Chelsea Mayor Earl Niven gave the City Council an update on the project at a Sept. 1 meeting and led several council members and residents on a brief tour of the 30,000-square-foot center after the meeting.
Niven said “very few things” are left to finish at the center, including telephone line installation; furniture and equipment installation; and cleaning, waxing and buffing the floors.
“It’s going to come together, but it will take a little while,” Niven said.
Initially, the center was scheduled to open this summer, but construction delays have moved the opening date to the fall.
“The biggest thing is the telephone,” Niven said during a pre-council meeting at 5:30 p.m. “Charter will run the (telephone) lines on Sept. 25.”
Niven said tables and chairs will arrive at the end of this week or early next week.
Furniture will include three 6-foot tables, two 8-foot tables, four 6-foot tables, two credenzas, a hutch, three desks, a legal-size fireproof file cabinet and other file cabinets.
The dining, group activity and exercise rooms will be outfitted with televisions, and speakers will line the gymnasium.
The gym will seat as many as 300 people, and an overhead walking track wraps around the upper portion of the walls.
Niven said the city is placing an order for exercise equipment to complement the Curves equipment given to the center.
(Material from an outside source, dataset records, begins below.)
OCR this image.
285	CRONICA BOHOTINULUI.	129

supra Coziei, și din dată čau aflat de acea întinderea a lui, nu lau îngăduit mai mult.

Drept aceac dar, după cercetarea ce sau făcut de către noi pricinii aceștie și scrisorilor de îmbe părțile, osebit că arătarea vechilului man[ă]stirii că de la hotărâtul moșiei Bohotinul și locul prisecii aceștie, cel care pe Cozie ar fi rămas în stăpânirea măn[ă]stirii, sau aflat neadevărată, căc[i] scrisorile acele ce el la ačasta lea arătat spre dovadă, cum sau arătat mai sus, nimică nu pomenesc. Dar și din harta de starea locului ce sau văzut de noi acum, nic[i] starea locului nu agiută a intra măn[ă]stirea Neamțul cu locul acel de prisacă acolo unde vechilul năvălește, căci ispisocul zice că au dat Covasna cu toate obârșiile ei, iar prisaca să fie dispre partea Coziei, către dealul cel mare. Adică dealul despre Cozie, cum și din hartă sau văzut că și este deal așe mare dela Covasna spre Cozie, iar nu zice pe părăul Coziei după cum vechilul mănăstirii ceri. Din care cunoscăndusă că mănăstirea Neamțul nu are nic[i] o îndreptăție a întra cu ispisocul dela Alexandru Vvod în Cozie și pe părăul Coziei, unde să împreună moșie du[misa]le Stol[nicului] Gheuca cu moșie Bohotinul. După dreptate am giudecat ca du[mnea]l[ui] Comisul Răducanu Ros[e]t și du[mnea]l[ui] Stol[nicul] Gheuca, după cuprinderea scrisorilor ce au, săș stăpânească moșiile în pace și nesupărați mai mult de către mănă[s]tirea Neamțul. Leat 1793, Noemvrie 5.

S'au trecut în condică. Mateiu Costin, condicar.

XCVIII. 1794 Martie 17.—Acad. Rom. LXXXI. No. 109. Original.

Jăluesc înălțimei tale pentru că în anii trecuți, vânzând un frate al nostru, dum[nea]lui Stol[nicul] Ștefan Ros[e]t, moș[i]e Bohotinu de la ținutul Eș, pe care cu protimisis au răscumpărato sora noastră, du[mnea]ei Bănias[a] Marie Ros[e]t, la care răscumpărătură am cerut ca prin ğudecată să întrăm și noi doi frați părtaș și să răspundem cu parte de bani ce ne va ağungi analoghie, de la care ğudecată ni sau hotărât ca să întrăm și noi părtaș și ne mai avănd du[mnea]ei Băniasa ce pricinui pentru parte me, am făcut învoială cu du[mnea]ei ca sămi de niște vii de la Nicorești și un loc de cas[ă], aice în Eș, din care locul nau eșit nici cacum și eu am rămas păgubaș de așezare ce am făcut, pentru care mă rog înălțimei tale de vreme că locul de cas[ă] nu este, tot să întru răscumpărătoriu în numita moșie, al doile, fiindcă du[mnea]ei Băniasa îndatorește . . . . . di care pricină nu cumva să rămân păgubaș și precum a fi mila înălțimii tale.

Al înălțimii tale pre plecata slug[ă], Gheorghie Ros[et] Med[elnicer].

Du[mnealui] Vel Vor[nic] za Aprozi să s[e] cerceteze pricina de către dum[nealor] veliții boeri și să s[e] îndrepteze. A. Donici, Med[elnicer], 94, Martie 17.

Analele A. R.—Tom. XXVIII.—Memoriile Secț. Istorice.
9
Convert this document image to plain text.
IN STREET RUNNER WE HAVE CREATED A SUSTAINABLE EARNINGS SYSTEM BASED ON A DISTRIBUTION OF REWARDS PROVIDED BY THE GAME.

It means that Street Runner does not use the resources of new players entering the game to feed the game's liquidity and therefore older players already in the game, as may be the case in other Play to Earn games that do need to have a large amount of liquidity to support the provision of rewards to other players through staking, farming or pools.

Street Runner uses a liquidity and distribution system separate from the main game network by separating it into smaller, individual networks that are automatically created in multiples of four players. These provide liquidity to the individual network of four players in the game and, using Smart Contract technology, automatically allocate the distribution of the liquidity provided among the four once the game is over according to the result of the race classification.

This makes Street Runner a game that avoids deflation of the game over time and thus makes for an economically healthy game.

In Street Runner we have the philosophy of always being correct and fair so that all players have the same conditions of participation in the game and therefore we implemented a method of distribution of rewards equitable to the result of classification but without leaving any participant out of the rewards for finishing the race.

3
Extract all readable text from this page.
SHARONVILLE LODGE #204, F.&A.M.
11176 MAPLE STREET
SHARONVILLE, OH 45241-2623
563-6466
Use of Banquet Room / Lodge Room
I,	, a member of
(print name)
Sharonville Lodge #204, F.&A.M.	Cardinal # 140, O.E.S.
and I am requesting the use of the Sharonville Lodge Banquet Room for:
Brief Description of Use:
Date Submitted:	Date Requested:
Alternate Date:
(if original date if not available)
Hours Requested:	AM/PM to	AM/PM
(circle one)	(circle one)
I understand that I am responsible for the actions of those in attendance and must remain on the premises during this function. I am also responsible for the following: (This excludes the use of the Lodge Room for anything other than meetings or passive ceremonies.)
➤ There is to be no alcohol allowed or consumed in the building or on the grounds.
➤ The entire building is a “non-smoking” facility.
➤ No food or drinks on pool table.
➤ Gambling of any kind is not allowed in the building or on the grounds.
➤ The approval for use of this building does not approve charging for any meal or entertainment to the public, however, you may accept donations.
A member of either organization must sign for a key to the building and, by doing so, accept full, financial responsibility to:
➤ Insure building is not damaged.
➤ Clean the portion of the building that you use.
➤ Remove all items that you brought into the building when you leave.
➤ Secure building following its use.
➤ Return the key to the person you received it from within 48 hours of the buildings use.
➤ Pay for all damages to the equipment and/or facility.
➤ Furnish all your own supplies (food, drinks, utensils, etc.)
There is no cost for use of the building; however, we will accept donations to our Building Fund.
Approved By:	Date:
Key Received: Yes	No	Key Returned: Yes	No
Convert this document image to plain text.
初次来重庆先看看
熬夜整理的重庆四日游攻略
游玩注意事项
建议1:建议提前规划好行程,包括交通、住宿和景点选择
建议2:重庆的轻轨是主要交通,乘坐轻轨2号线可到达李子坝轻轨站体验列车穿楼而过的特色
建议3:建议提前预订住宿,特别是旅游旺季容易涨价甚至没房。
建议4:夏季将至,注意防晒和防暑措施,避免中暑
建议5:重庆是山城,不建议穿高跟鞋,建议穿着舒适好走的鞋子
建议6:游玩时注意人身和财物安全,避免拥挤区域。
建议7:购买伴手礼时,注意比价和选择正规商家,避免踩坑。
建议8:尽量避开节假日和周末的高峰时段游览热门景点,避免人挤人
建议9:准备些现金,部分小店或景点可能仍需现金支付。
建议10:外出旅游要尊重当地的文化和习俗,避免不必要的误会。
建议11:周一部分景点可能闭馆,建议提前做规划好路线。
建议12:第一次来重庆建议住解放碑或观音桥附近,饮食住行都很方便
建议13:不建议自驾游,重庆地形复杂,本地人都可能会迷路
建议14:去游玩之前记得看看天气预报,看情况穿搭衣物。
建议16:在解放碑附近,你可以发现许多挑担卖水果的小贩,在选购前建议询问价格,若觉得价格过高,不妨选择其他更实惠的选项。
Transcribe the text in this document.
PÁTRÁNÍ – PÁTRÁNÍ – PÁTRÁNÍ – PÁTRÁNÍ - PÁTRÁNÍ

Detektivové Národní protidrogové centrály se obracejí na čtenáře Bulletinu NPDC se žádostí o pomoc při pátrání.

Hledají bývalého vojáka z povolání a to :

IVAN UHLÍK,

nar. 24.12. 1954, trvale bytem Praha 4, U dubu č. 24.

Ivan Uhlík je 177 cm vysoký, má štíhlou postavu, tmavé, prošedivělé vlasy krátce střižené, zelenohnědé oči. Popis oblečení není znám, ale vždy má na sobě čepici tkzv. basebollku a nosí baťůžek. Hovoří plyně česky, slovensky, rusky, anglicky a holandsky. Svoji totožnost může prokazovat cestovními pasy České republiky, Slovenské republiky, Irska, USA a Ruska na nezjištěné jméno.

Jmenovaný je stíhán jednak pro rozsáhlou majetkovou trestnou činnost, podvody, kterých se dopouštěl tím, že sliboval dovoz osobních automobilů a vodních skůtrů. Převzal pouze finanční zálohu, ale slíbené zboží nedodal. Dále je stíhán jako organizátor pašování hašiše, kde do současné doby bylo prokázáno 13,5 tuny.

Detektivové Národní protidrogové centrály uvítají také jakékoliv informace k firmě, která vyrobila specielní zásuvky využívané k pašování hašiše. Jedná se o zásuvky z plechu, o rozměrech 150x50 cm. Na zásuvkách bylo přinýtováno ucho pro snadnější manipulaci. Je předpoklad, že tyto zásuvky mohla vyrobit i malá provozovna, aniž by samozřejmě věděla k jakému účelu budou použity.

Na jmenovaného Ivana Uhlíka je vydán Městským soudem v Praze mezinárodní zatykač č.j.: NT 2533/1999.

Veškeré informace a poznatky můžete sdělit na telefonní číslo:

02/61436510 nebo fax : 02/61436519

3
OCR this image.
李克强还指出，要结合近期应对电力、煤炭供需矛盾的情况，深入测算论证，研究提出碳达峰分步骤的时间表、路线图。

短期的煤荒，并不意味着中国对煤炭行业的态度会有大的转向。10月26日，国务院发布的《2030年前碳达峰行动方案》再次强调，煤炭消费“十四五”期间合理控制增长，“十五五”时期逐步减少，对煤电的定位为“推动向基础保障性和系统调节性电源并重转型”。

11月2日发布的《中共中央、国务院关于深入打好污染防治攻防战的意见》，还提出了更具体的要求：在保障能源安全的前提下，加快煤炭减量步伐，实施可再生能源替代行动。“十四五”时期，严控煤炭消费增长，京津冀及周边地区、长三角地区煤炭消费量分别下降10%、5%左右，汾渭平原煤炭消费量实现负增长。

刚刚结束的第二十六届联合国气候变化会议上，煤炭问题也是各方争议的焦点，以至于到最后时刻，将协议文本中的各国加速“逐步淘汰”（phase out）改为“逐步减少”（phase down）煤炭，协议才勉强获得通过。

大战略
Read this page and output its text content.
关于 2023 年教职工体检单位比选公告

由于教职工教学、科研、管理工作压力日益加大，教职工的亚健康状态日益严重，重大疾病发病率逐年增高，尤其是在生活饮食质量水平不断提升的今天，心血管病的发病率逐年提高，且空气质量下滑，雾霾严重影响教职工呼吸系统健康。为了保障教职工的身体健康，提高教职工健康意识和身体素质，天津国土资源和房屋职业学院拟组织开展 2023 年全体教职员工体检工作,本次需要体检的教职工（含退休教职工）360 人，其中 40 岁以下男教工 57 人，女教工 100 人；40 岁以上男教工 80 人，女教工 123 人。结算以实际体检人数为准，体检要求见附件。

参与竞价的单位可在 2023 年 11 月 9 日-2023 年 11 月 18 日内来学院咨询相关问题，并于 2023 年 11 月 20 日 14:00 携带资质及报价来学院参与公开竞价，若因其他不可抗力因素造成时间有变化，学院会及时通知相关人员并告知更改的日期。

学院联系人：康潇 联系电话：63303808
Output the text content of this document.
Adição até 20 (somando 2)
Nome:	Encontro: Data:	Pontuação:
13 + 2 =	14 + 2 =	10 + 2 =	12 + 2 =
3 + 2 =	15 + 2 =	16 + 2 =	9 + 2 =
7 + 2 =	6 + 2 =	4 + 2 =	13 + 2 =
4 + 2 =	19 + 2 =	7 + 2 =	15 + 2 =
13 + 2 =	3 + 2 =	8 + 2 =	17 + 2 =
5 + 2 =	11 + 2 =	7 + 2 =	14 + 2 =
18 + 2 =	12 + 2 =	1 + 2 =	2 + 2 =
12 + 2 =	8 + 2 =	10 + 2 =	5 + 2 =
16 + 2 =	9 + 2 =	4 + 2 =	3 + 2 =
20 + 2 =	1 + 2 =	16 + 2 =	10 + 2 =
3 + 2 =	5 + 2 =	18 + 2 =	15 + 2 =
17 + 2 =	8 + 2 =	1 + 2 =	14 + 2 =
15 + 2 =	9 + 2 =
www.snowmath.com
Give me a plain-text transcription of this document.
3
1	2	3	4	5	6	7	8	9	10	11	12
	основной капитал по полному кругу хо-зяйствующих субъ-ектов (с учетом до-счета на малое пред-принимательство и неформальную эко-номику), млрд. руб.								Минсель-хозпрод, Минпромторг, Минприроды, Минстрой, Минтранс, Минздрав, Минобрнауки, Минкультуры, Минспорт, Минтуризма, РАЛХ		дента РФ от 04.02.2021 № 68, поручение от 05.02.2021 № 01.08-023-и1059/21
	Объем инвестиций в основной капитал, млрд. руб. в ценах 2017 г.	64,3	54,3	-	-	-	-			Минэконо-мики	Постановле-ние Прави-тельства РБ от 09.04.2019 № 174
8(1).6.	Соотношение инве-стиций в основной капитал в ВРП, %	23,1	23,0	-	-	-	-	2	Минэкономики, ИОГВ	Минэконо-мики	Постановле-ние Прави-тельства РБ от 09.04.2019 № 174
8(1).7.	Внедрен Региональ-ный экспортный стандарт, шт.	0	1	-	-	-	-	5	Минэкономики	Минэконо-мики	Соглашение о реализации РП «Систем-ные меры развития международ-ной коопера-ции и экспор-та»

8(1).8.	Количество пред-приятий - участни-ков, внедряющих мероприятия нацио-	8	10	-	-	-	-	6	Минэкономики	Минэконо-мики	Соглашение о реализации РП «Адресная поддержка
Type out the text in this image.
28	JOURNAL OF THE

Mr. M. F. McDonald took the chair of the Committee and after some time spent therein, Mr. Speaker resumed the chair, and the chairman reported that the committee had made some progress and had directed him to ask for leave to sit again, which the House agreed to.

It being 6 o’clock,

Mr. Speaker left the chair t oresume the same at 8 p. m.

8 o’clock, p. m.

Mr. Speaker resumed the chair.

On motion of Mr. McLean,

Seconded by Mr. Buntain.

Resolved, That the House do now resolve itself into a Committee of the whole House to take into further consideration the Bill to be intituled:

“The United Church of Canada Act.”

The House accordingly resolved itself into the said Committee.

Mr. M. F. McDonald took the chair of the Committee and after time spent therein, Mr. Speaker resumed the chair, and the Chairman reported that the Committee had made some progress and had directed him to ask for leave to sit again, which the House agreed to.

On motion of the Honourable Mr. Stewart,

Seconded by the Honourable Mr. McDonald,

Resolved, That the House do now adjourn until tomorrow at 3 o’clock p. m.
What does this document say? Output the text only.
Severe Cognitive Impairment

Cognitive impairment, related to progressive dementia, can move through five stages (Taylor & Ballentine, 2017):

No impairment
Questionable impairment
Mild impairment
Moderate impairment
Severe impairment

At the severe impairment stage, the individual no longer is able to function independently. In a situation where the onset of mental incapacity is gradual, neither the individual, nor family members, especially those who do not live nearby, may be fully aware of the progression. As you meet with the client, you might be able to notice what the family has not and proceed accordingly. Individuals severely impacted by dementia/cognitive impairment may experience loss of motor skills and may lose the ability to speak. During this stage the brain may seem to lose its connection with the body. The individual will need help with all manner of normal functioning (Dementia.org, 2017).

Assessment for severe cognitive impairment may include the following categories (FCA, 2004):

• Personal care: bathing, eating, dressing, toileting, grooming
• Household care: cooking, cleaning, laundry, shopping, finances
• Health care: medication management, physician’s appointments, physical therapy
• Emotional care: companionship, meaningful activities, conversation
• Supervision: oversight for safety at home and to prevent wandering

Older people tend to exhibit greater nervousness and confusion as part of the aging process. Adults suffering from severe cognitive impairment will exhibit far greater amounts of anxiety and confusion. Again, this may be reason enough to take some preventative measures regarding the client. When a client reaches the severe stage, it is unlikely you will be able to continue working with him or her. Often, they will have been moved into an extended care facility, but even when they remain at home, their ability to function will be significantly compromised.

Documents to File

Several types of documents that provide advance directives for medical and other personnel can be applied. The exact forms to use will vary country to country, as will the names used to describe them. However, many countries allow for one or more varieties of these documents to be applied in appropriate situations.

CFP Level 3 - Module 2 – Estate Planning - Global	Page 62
The order calls for three treadmills, three bicycles and three elliptical machines.
“That, I think, is going to get us started,” Niven said. “We’re not looking at having weights.”
Room partitions will be installed on Sept. 10 or 11.
Other facets of the center are a reception area and director’s office, a children’s nursery and an outdoor patio and recreation area.
Niven said he would like to have a mural depicting scenes in Chelsea painted on the front wall of the center’s foyer.
“I think that is going to be a building that is really going to be enjoyed,” Niven said. “We have a lot to be proud of.”